Compiling and Executing CUDA Quantum Programs¶

All CUDA Quantum programs must be compiled with the nvq++ compiler. This compiler orchestrates the mapping of quantum kernel expressions to the CUDA Quantum MLIR-based intermediate representation, quantum circuit optimization, placement, and routing, and lowering to LLVM-based representations (e.g. the QIR) for binary object creation and linking. The compiler supports a number of modes, simulators, and target quantum architectures, all of which can be configured with command line flags. All the usual compiler flags provided by compilers like clang++ and gcc are also available for creating hybrid quantum-classical applications and libraries (e.g. linker flags and include header search paths).
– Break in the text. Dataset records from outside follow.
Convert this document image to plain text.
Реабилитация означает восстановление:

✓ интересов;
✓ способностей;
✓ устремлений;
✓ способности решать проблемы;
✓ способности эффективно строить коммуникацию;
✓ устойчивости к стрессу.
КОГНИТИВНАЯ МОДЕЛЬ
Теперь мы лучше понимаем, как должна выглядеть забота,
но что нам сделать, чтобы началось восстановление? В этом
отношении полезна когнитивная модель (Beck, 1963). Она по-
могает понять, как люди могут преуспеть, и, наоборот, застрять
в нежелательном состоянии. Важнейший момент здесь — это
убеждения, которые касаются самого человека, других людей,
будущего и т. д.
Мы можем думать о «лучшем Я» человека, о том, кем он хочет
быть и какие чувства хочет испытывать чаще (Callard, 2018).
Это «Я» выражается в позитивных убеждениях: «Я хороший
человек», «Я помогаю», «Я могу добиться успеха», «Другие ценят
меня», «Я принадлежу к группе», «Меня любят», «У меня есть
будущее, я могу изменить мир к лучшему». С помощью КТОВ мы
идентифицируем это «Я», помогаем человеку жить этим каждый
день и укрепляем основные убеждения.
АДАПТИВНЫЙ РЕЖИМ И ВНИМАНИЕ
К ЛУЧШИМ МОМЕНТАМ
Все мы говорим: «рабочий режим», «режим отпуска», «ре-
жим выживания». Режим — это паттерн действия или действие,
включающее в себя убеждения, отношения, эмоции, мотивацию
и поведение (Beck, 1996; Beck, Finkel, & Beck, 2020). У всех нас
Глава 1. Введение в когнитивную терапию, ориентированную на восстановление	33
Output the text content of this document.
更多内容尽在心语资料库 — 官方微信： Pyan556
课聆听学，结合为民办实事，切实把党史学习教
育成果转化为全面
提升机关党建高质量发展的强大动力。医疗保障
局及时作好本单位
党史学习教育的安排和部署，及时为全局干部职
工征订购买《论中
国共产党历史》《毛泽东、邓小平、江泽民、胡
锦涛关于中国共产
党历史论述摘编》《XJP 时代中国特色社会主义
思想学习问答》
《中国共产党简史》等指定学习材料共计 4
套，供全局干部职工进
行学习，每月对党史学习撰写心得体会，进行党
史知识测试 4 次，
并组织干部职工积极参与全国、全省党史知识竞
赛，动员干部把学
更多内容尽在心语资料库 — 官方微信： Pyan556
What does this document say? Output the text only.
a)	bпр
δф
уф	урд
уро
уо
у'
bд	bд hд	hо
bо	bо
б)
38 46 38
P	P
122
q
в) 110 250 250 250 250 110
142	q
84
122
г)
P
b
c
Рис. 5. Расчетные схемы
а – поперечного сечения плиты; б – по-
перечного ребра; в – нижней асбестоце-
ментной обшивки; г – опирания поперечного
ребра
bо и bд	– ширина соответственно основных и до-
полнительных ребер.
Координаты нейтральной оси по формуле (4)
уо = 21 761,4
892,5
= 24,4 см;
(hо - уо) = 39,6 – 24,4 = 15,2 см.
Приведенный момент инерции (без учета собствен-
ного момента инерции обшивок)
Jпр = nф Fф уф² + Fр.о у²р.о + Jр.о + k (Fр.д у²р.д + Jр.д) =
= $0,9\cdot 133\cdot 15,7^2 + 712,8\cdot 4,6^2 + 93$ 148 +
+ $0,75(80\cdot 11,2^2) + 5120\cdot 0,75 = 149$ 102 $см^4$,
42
Given a CUDA Quantum source file named simple.cpp, one can compile with nvq++ in a similar manner as classical C++ compilers:

nvq++ simple.cpp -o simple.x (optional... -I /header/path -L /library/path -lfoo)
./simple.x

One can specify the target quantum architecture to target with the --target flag:

nvq++ simple.cpp --target nvidia
./a.out

The nvidia target architecture will configure the executable to run on GPU-enabled simulation resources accelerated by cuQuantum.

When targeting physical architectures, this simple compiler invocation orchestrates a complex workflow that incorporates a number of tools (available in your $CUDA_QUANTUM_PATH/bin directory).

Map CUDA Quantum C++ kernels to Quake MLIR code via Clang ASTConsumers
Register all Quake kernel code with the runtime for quantum IR introspection
Rewrite the original CUDA Quantum C++ kernel entry-point function to invoke an internal runtime kernel launch function which targets the specified quantum_platform
Lower to QIR and link, producing an executable or object code

For simulated architectures, the compiler relies on basic C++ compilation and linkage, and does not delegate to the MLIR compilation workflow.

You can see the steps taken to compile the CUDA Quantum code by adding the -v verbose flag.